Le mouvement n’a pas réalisé le centième de ses objectifs qui étaient pourtant largement partagés par une grande partie de la société civile : les 20 Févrieristes ont oublié qu”il faut du temps pour réussir la lutte contre la corruption, contre le népotisme, contre l’affairisme des responsables politiques, pour construire une justice indépendante, ou pour mettre à niveau un système d’enseignement ou celui de la santé publique!
Quant à comparer le 20 février à MAI 68 en France, comme certains ont tenté de le faire, j’estime que l’exercice est pour le moins improbable!
MAI 68 a représenté une double révolte globale : contre un homme, De Gaule et contre un système économique, le capitalisme! La société française dans son ensemble s’y était impliquée : travailleurs, ouvriers, étudiants, fonctionnaires, artistes, intellectuels, le tout en dehors des circuits habituels!
Par ailleurs, MAI 1968 s’est inscrit dans un contexte mondial dépassant la France : les USA faisaient face au conflit du Viet-Nam et à son impact sur le plan interne, la Chine vivait une révolution “culturelle” dont personne ne pouvait mesurer les conséquences, le modèle soviétique commençait à être contesté!

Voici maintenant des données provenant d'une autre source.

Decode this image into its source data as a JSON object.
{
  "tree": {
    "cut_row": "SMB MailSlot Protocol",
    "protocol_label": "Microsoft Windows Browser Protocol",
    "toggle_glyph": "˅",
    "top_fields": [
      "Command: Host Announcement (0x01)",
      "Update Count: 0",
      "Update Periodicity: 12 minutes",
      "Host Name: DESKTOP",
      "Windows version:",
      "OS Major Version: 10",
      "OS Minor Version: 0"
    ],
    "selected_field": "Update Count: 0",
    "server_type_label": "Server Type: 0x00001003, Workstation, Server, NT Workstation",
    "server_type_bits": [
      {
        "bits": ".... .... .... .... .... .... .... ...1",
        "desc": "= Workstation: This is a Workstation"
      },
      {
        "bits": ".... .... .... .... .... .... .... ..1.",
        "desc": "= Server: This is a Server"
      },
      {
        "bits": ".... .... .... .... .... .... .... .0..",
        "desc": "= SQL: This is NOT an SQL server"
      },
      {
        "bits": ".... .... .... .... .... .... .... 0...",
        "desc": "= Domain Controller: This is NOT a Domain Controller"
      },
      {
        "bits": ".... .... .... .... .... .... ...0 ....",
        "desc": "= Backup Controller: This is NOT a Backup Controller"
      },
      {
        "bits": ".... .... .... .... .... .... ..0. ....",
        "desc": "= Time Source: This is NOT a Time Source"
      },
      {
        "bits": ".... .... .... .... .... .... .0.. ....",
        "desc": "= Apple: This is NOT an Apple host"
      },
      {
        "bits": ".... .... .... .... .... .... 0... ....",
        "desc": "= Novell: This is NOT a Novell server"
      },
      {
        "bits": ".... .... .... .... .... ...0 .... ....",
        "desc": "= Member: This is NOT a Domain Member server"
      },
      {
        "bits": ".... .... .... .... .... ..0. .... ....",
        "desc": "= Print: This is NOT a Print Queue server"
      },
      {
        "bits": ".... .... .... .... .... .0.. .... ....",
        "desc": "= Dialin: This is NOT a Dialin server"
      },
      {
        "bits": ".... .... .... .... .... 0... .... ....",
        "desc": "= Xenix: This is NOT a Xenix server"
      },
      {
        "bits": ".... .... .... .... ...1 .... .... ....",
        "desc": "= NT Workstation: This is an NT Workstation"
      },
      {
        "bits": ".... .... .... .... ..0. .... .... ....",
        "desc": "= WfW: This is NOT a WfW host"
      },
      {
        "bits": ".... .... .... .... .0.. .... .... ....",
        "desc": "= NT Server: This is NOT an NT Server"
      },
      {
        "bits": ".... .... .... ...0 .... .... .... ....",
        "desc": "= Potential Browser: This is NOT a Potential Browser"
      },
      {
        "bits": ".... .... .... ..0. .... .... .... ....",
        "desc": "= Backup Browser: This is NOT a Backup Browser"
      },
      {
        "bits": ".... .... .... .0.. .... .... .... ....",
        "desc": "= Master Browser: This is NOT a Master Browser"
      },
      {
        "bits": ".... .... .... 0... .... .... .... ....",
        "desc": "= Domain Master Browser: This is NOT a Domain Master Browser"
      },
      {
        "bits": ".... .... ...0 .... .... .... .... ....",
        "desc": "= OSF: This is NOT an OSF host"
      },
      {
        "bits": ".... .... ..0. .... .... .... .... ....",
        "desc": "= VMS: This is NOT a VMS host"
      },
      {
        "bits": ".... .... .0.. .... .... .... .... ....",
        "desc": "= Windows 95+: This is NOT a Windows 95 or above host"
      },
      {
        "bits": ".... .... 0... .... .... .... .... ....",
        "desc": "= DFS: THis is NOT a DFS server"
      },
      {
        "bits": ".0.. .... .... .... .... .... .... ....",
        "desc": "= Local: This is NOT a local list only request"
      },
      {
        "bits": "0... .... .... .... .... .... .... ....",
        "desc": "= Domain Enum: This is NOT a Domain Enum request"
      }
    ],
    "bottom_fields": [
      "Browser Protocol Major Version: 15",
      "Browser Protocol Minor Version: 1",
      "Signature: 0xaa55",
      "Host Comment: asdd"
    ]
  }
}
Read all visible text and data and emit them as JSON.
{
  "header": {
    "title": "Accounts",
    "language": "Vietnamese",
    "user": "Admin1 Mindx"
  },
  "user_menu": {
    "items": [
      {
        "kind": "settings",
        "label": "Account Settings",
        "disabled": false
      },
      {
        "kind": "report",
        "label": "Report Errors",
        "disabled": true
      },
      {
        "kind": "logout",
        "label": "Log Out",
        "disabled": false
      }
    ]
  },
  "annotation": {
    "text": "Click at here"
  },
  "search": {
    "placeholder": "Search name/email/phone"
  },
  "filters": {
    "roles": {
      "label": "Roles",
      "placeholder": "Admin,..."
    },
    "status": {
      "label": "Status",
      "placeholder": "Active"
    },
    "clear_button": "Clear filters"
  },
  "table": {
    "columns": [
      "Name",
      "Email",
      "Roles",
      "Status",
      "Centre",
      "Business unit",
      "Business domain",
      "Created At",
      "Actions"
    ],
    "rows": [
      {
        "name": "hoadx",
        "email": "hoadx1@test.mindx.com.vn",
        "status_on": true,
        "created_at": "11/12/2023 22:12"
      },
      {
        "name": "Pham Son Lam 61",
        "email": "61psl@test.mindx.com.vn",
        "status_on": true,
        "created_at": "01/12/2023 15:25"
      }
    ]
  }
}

Partout dans le monde occidental la colère sociale grondait : manifestations en Italie, troubles aux USA, émeutes sanglantes à Tokyo, à Montréal, à Mexico!
Il ne faut pas oublier que es conséquences de Mai 68 ont marqué la société française durant les décennies qui ont suivi!
Le 20 Février, qui remue de l’air chaud, qui récupère un slogan par ici un slogan par là, qui reprend telle revendication glanée par ici ou tel rejet soufflé par on ne sait pas trop qui, ne semble pas demander autre chose qu’une existence médiatique sur certaines chaines de télévision étrangères toujours prêtes à ouvrir leurs ondes aux protestataires de tous bords!
Peut-on dire que le 20 février n’a et n’aura aucun impact sur le Maroc d’aujourd’hui et de demain?
Non et cent fois non!
Mais doit-on pour autant lui attribuer le mérite des changements que connait et que doit obligatoirement connaitre le Maroc?
Non et là je dirai mille fois non! D’ailleurs, les quelques représentants de ce mouvement qui ont encore un semblant de crédibilité reconnaissent que rien de ce qu’ils espéraient sans oser le réclamer publiquement n’a été réalisé : tant que le roi règne et gouverne, ils ne seront pas satisfaits!
Quel sera donc l’avenir éventuel du 20 Février?
En ce mois de juillet, une fois la constitution révisée et une fois un nouveau processus électoral enclenché, le Mouvement du 20 Février doit se positionner clairement sur l’échiquier politique et social de ce pays!
Soit il continue ses appels à manifester contre tout, à tout bout de champ, juste pour prouver qu’il survit, et l’irréparable finira par advenir : un dérapage est vite provoqué ou vite arrivé.
Soit il s’inscrit dans la voie de la raison en optant pour une action politique, militante, organisée, loin des manifestations de rue chaque fois affublée d’un nouvel objectif , loin surtout de la virtualité “facebokienne”!
Né comme une réaction cutanée allergique à une situation sociale pourrie et à une champ politique bloqué, le mouvement du 20 février semble glisser vers une tumeur bénigne cherchant à s’implanter dans un corps en pleine mutation : il ne faut pas qu’elle se transforme en cancer nécessitant une intervention lourde et couteuse!
Le Maroc n’a pas besoin de drames : il a juste besoin de changements, de changements radicaux et salutaires!
Et ces changements doivent venir de la plus haute sphère du pouvoir, concerner toute les instances dirigeantes, en passant par les courroies de transmission que sont les partis pour toucher également le citoyen lambda!
Ce n’est ni les déclarations fracassantes aux médias étrangers ni les manifestations regroupant quelques centaines de personnes qui les provoqueront : le mouvement du 20 Février doit comprendre que, s’il a contribué à libérer la parole dans ce pays, il a l’obligation historique d’entretenir cette libération!
Sinon, la réalité quotidienne aura vite fait de reprendre le pas sur le mythe de la virtualité!